Dodi: «Questa è la cosa più brutta [...]. Quando Valerio e Roby mi chiesero di entrare a far parte del gruppo dei Pooh, che sarebbe avvenuto appunto a settembre, mi dissero: "Però acqua in bocca, non parlarne con nessuno, neanche con tua madre" [...]. Io scoppiavo di gioia e invece muto [...]. La prima volta mi sono venuti a prendere sotto casa con un furgone che loro avevano acquistato a botte di cambiali. Aveva più finestre che ruote, anche di sopra e meno male che era settembre, loro avevano fatto l'estate. Ai primi tempi eravamo magrissimi per il caldo bestia dentro quell'affare, un Ford Transit furgonato. Io avevo la valigia di cartone, come nei film di Totò, però avevo un giubotto di pelle bellissimo che avevo comprato con una estate di sacrifici lavorando a Cattolica col mio ex gruppo ed erofighissimo: la valigia di cartone, ma il giubotto di pelle!».

1969, i Pooh a Milano

Se vuoi arrivare al cuore della gente devi essere normale e non è facile, ho scoperto, esserlo quando fai questo mestiere. Dodi Battaglia

Gianni Poglio ha poi chiesto: «Il gruppo Adelmo e i Suoi Sorapis come lo inquadri nella tua storia di divertimento con la musica?».
«Adelmo e i Suoi Sorapis esiste ancora», ha precisato Battaglia. «E' un gruppo che abbiamo formato io, Zucchero Fornaciari, Maurizio Vandelli, Michele Torpedine, Fio Zanotti e Ubi Maggi che era l'ex bassista dei Nomadi.

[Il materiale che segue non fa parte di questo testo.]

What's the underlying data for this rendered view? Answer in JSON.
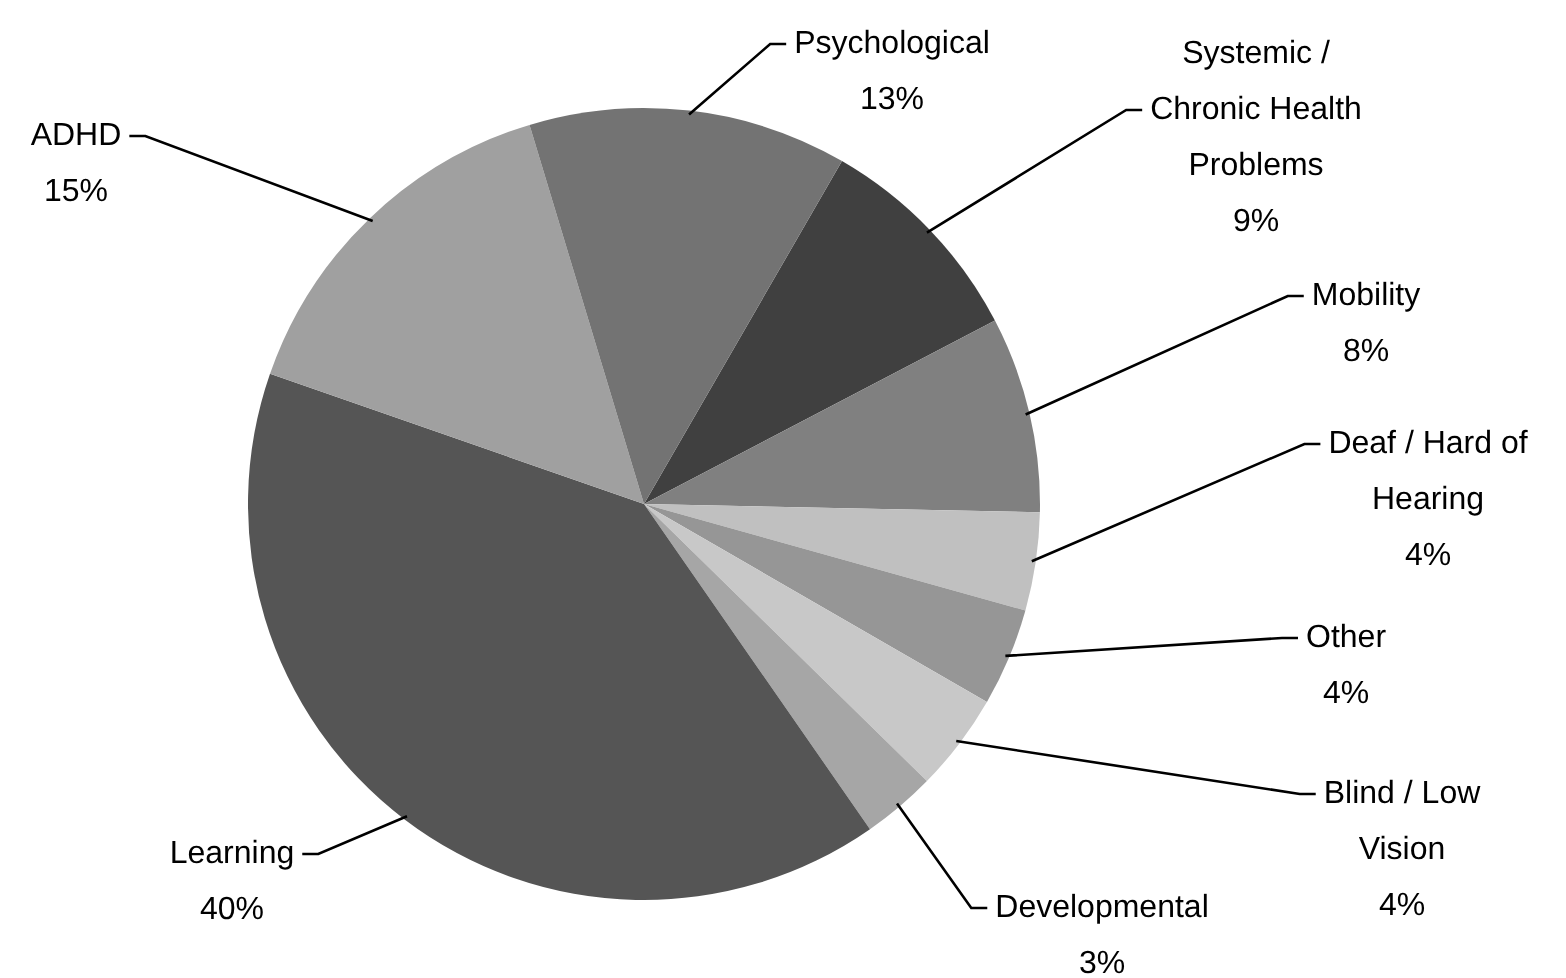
{
  "chart_data": {
    "type": "pie",
    "categories": [
      "Systemic / Chronic Health Problems",
      "Mobility",
      "Deaf / Hard of Hearing",
      "Other",
      "Blind / Low Vision",
      "Developmental",
      "Learning",
      "ADHD",
      "Psychological"
    ],
    "values": [
      9,
      8,
      4,
      4,
      4,
      3,
      40,
      15,
      13
    ],
    "value_labels": [
      "9%",
      "8%",
      "4%",
      "4%",
      "4%",
      "3%",
      "40%",
      "15%",
      "13%"
    ],
    "colors": [
      "#404040",
      "#808080",
      "#c0c0c0",
      "#969696",
      "#c8c8c8",
      "#a6a6a6",
      "#555555",
      "#a0a0a0",
      "#737373"
    ]
  }
}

Era un gruppo di cialtroni che si sono messi assieme per divertirsi con lo spirito che avevano le vecchie orchestre emilano romagnole, per cui c'erano tre note e la battuta, quattro note e una presa per i fondelli [...]. Adelmo e i Suoi Sorapis sono ancora vivi e vegeti e secondo me c'è aria di ritorno [...]. Ho però fatto una grande sciocchezza, mi sono dimenticato il ventennale [...]. In questo mondo di artisti che si prendono molto sul serio [...], più sei normale, più sei vicino alla gente, più capisci quelli che sono i termini di comunicazione con la gente. Se vuoi vendere i dischi [...], se vuoi durare cinquant'anni devi parlare con la gente, devi essere una persona normale. Se vuoi arrivare al cuore della gente devi essere normale e non è facile, ho scoperto, essere normali quando fai questo mestiere [...]. La noramlità è un atteggiamento che si acquista, nella mia vita ho avuto la possibilità di conoscere tanti artisti, anche internazionali e più grande era l'artista, più umile era. Se tu vuoi fare questo mestiere e lo vuoi fare di successo, come i grandi, devi essere umile».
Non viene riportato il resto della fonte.